Posted by: ericgrimsrud | June 9, 2012

Our smart idiots

As a former scientist, one of the most frustrating aspects of the climate change debate is that facts and clear scientific logic do not seem to make much of an impression on many exceptionally smart and well-educated people  who embrace a “bottom line” opinion that is based on other non-scientific factors.   And I am not referring only to the hard-core deniers of man-caused global warming who typically come from the far right wing of the political spectrum.  I am also referring to many from the left who, for example, are not open to the development of nuclear technologies for providing future sources of base-line power.  I will refer to both of these groups as constituting “smart idiots” meaning that they are generally smart people who intentionally remain in the dark with respect to scientific developments that they find “inconvenient” relative to their personal preferences.  While such people are smart in most respects, they intentionally choose to remain scientific “idiots” in selected areas.

Concerning the first group, a 2008 Pew report showed that among the politically conservative, those who have achieved higher levels of education are more likely to doubt the notion of anthropogenic global warming (AGW) than conservatives with less education.  As a scientist, I find this to be most disappointing, of course.  The most credible scientific communities of our country have made their own opinions and recommendations on this topic very clear in the numerous position statements they have issued.  Nevertheless, it appears that the very smart and well-educated people of this politically conservative group are no more likely to accept the advice of their acknowledged scientific experts than poorly educated people.

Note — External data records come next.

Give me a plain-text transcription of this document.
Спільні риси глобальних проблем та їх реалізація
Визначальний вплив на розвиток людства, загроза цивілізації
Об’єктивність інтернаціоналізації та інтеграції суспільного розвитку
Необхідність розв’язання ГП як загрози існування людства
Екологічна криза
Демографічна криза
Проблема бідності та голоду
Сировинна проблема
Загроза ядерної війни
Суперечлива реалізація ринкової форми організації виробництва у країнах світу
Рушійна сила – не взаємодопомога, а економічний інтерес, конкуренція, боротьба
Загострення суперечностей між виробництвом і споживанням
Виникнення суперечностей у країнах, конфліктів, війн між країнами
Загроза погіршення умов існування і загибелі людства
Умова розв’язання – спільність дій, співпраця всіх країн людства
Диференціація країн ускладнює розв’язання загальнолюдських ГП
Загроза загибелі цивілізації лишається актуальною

Concerning the second group from the more liberal side of the political spectrum, there is enormous resistance to even considering the future development of nuclear power plants in spite of their endorsements by our scientific experts in that field.  That resistance seems to have emerged largely out of a stance developed in mid-20th century when nuclear technologies were not nearly as advanced as they are now.  While all of the nuclear accidents of the past involved Class I or Class II reactors built several decades ago, the Class III reactors of today and the Class IV reactors of the near future are far safer, will produce far less radioactive waste, and will be capable of burning a wider set of heavy nuclides for which there is an almost endless supply.

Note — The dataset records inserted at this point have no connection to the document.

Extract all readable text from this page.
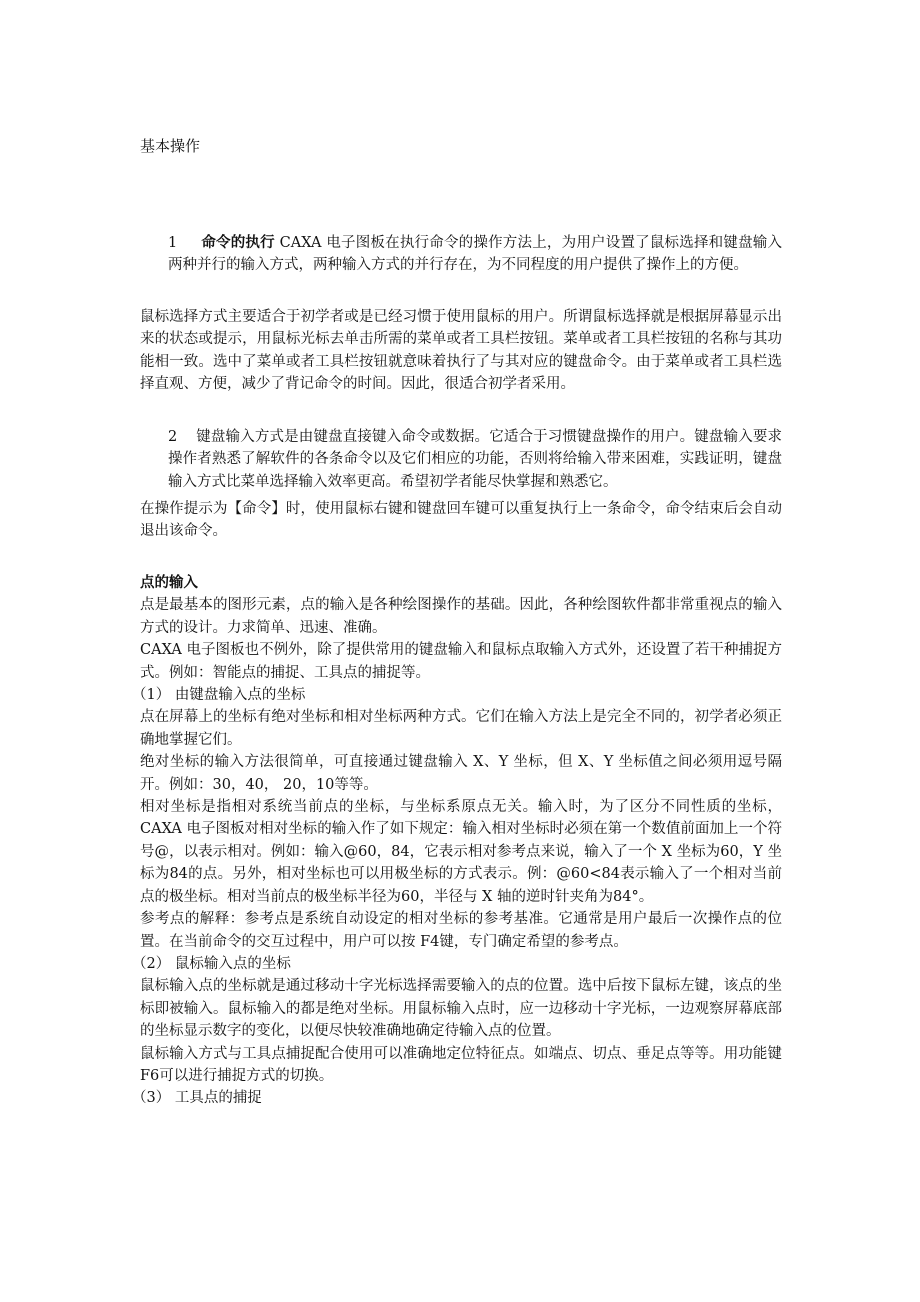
基本操作

1 命令的执行 CAXA 电子图板在执行命令的操作方法上，为用户设置了鼠标选择和键盘输入两种并行的输入方式，两种输入方式的并行存在，为不同程度的用户提供了操作上的方便。

鼠标选择方式主要适合于初学者或是已经习惯于使用鼠标的用户。所谓鼠标选择就是根据屏幕显示出来的状态或提示，用鼠标光标去单击所需的菜单或者工具栏按钮。菜单或者工具栏按钮的名称与其功能相一致。选中了菜单或者工具栏按钮就意味着执行了与其对应的键盘命令。由于菜单或者工具栏选择直观、方便，减少了背记命令的时间。因此，很适合初学者采用。

2 键盘输入方式是由键盘直接键入命令或数据。它适合于习惯键盘操作的用户。键盘输入要求操作者熟悉了解软件的各条命令以及它们相应的功能，否则将给输入带来困难，实践证明，键盘输入方式比菜单选择输入效率更高。希望初学者能尽快掌握和熟悉它。

在操作提示为【命令】时，使用鼠标右键和键盘回车键可以重复执行上一条命令，命令结束后会自动退出该命令。

点的输入

点是最基本的图形元素，点的输入是各种绘图操作的基础。因此，各种绘图软件都非常重视点的输入方式的设计。力求简单、迅速、准确。

CAXA 电子图板也不例外，除了提供常用的键盘输入和鼠标点取输入方式外，还设置了若干种捕捉方式。例如：智能点的捕捉、工具点的捕捉等。

（1） 由键盘输入点的坐标

点在屏幕上的坐标有绝对坐标和相对坐标两种方式。它们在输入方法上是完全不同的，初学者必须正确地掌握它们。

绝对坐标的输入方法很简单，可直接通过键盘输入 X、Y 坐标，但 X、Y 坐标值之间必须用逗号隔开。例如：30，40， 20，10等等。

相对坐标是指相对系统当前点的坐标，与坐标系原点无关。输入时，为了区分不同性质的坐标，CAXA 电子图板对相对坐标的输入作了如下规定：输入相对坐标时必须在第一个数值前面加上一个符号@，以表示相对。例如：输入@60，84，它表示相对参考点来说，输入了一个 X 坐标为60，Y 坐标为84的点。另外，相对坐标也可以用极坐标的方式表示。例：@60<84表示输入了一个相对当前点的极坐标。相对当前点的极坐标半径为60，半径与 X 轴的逆时针夹角为84°。

参考点的解释：参考点是系统自动设定的相对坐标的参考基准。它通常是用户最后一次操作点的位置。在当前命令的交互过程中，用户可以按 F4键，专门确定希望的参考点。

（2） 鼠标输入点的坐标

鼠标输入点的坐标就是通过移动十字光标选择需要输入的点的位置。选中后按下鼠标左键，该点的坐标即被输入。鼠标输入的都是绝对坐标。用鼠标输入点时，应一边移动十字光标，一边观察屏幕底部的坐标显示数字的变化，以便尽快较准确地确定待输入点的位置。

鼠标输入方式与工具点捕捉配合使用可以准确地定位特征点。如端点、切点、垂足点等等。用功能键 F6可以进行捕捉方式的切换。

（3） 工具点的捕捉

My main point in offering this post at the onset of this blog is to demonstrate that the topics to be discussed here must go well beyond one’s political ideology.  What Mother Nature does in the future in response to the impacts of Man will have nothing to do with our personal preferences.  What She does do has historically been shown to be best described and predicted by the science involved.  Thus, we all should try as hard as we can to get the science right first and not just ignore it or make up our own preferred versions. Note also that the field of science differs from other endeavors of Man, such as economics or politics, in that there really is just one correct answer to any specific question.  That is, Mother Nature does things one way – Her way.  So even though Man can never know what that way is with absolute certainty, we must agree that our best chance of getting a useful estimate of that truth is likely to come through science.  Upon getting that part right, sure, then it is entirely appropriate to inject one’s political or economic preferences which, I totally agree are also relevant to any adjustments we might have to make.